This project works with social movements and partners of social movements to assess the hegemony of International Development, presented as an indisputable truth that limits and suppresses ways of being and producing that lie outside of the western imperial norms of neoliberal modernity.
Embedded in this epistemological hegemony is a tension between theory and practice. Practice in the social domain can often be a way of living out a reality in a manner that asks what is possible. In development, practice is a way of acting out or confirming what has been predetermined as possible or functional, in theory. The development imaginary and its theory, extracts and reconciles what is seen to happen with what it knows to be ‘true’. Because development practice is seen as the enactment of established knowledge and truth, it is only within very strict parameters that the lessons from such enactments might re-enter theory as new knowledge. This truth allows theory to organise the world into its quantifiable attributes in order to quickly assess deficits and deploy rationalised production strategies to address them. This means that the complexity of the world that lies in the connection between economies, cultures, social structures and space are not only homogenised but separated from each other.

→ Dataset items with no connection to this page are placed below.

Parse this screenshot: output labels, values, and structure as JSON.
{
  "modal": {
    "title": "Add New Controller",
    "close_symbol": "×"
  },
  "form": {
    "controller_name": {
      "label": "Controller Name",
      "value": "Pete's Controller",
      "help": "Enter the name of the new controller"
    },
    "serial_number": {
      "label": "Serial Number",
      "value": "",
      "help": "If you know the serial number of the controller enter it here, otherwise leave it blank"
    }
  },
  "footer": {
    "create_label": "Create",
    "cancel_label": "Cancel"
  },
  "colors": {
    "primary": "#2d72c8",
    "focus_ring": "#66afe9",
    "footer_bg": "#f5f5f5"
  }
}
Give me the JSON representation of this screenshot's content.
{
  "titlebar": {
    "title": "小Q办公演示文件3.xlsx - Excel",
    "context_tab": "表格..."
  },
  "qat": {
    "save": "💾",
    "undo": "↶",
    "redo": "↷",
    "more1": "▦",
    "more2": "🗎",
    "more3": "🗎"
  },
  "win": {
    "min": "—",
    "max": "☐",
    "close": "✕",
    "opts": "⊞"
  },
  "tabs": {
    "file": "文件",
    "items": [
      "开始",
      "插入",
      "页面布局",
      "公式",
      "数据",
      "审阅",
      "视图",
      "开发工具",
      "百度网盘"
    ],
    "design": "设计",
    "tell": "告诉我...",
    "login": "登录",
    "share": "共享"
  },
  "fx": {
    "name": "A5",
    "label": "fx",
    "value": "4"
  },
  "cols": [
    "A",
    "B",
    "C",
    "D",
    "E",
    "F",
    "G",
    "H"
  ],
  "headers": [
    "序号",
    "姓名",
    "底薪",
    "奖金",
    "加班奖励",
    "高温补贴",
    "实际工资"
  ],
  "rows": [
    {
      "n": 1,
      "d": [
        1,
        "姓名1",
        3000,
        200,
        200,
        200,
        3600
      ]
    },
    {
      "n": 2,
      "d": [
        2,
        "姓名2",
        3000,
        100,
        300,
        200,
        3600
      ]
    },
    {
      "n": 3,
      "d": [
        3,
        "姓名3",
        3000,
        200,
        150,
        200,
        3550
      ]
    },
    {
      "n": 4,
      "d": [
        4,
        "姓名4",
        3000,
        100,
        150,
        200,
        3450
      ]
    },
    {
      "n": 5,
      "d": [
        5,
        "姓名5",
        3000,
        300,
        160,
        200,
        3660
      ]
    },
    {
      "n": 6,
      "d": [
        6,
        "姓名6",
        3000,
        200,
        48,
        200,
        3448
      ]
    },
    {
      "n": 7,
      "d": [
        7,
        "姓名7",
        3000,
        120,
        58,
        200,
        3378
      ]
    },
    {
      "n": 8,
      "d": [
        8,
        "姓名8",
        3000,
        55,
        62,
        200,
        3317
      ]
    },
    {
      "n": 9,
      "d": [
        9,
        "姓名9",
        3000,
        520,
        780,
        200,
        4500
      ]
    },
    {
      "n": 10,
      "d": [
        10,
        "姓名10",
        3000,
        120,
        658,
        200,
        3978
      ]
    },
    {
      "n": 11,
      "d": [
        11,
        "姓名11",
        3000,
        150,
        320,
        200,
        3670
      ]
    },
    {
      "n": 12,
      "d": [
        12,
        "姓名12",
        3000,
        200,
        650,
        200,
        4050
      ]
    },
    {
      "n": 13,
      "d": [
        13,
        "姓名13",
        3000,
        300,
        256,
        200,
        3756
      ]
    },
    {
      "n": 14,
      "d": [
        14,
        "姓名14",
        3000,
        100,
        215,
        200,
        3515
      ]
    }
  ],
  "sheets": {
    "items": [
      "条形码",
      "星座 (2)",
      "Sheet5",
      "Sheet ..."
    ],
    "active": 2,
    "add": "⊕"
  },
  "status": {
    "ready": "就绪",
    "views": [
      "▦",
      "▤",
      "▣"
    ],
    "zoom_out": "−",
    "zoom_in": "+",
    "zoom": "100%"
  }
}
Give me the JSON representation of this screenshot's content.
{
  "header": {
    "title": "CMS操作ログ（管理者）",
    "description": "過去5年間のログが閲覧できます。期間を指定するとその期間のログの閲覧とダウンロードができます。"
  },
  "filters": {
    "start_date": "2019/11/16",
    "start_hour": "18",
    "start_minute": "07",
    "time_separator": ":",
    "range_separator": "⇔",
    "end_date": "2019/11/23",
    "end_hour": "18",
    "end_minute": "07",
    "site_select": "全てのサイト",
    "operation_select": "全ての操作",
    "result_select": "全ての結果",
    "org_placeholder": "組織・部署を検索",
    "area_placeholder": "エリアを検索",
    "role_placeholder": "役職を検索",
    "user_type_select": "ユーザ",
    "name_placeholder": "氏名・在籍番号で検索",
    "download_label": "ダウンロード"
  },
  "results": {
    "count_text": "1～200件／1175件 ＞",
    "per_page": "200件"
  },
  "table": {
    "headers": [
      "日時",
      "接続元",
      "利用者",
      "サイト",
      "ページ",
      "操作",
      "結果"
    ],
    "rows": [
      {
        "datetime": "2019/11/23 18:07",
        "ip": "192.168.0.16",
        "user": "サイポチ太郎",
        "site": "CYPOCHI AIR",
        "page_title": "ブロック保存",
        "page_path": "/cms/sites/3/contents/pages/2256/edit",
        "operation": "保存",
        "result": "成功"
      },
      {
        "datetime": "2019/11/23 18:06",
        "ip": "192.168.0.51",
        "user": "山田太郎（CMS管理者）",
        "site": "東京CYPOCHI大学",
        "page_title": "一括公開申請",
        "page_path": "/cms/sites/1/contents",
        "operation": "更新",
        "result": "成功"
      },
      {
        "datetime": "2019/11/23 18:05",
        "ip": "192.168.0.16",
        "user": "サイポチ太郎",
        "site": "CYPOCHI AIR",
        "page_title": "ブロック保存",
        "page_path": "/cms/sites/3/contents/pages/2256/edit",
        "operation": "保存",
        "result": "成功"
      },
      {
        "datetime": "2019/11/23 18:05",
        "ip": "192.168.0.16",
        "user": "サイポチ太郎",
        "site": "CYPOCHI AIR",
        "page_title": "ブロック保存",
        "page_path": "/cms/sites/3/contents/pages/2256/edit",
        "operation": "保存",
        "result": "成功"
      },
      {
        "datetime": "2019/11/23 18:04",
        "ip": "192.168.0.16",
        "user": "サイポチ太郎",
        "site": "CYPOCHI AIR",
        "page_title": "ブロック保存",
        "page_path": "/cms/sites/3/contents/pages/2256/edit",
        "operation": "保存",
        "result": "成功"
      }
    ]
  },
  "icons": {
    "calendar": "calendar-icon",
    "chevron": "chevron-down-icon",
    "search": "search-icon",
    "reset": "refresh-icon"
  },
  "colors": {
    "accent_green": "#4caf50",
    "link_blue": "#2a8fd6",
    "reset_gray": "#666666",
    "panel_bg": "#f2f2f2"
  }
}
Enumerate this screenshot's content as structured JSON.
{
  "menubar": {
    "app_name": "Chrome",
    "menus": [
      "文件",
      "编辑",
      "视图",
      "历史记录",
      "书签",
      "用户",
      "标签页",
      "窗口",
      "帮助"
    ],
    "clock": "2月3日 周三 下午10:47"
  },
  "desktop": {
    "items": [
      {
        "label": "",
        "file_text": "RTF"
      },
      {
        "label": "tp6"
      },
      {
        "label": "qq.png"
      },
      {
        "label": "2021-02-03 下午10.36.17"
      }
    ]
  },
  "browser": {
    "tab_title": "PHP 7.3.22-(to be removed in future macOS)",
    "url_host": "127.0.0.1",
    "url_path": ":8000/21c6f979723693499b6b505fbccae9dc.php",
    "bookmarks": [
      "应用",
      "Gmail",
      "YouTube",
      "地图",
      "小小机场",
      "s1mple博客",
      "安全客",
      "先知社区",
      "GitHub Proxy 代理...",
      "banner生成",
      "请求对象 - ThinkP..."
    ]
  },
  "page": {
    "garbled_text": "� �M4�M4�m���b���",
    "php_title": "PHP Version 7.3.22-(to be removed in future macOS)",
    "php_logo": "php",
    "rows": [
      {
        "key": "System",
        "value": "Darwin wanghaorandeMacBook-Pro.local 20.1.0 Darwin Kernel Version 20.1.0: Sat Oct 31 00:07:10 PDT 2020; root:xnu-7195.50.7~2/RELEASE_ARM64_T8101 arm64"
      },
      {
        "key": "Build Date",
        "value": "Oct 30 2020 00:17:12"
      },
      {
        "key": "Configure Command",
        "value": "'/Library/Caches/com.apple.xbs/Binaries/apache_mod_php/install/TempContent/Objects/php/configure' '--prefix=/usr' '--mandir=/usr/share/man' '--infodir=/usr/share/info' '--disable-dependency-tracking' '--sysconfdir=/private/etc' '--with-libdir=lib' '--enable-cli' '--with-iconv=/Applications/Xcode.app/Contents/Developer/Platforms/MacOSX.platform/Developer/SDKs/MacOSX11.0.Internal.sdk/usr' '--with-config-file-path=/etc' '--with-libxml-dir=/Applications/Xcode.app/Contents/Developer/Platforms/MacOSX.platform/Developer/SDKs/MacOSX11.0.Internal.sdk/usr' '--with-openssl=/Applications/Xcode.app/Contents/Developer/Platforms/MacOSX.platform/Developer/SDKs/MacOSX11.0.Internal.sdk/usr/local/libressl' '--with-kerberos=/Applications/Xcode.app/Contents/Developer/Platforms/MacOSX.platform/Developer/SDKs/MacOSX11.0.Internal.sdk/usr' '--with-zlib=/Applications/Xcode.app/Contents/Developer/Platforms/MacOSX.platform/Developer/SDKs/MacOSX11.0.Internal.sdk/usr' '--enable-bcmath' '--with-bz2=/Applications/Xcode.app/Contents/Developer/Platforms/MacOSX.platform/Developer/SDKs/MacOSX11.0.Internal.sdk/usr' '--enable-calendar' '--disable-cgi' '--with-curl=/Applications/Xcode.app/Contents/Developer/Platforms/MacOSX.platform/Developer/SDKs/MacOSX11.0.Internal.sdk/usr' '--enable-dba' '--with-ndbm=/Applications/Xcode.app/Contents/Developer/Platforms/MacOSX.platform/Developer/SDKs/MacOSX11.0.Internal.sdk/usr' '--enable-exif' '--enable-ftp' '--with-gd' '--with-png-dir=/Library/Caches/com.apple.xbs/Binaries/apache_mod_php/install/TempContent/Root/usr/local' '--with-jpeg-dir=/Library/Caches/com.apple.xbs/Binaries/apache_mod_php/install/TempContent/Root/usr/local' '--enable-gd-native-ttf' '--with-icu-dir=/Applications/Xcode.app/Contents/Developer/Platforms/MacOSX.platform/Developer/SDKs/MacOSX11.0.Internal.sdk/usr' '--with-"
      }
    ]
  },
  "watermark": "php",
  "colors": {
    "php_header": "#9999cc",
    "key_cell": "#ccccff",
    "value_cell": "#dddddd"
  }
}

The privileging of theory over practice means that other forms of production taking place among social movements and popular organisations can only enter the theoretical canon through an intermediary. The rhetoric of participatory development is an illusion in which the ideologies, strategies and outcomes of projects are predetermined before any groups are able to participate in their detailed implementation.
This project considers the position of the intermediary as the frontier between struggle and development, a position that very often replaces real participation of social groups with representation and mediation by an expert, maintaining a barrier between theory and practice and thereby upholding dominant truths. This position becomes the operating space for activist scholarship and design practice.
Counter-practice aims to engage the many sides of struggle that happen in the city; silent, spatial, organisational, democratic, material. In doing so it challenges the value system that development operates in and uses to restrict other modes of production. It combines practitioner interviews and development ethnography to identify the hidden political dimensions of organisational structures and the restrictions these can have on practice methodologies and outputs. I combine this with a spatial, epistemological approach to the study of struggle, aiming to create equivalences between claims that uphold the complex differences between sites and demands.
Georgia is an architectural and urban design practitioner and researcher. Her current PhD research explores the potential for counter-work in urban international development that engages popular organisations in alternative modes of collaboration. The research proposes new approaches to the scalar fractures that occur in established systems of international development and endeavors to engage the decades-long problem of disempowerment that occurs within. It hypothesizes that the contradictions in abstract ideologies of policy developed at the national and international scales, only become concretely apparent at the level of local dispute. By strategising a parallel system of proliferation, it intends to eschew the problem of scalar transitions that occur between the local and the urban. Georgia is testing her research through an ongoing live project in Manila, Philippines.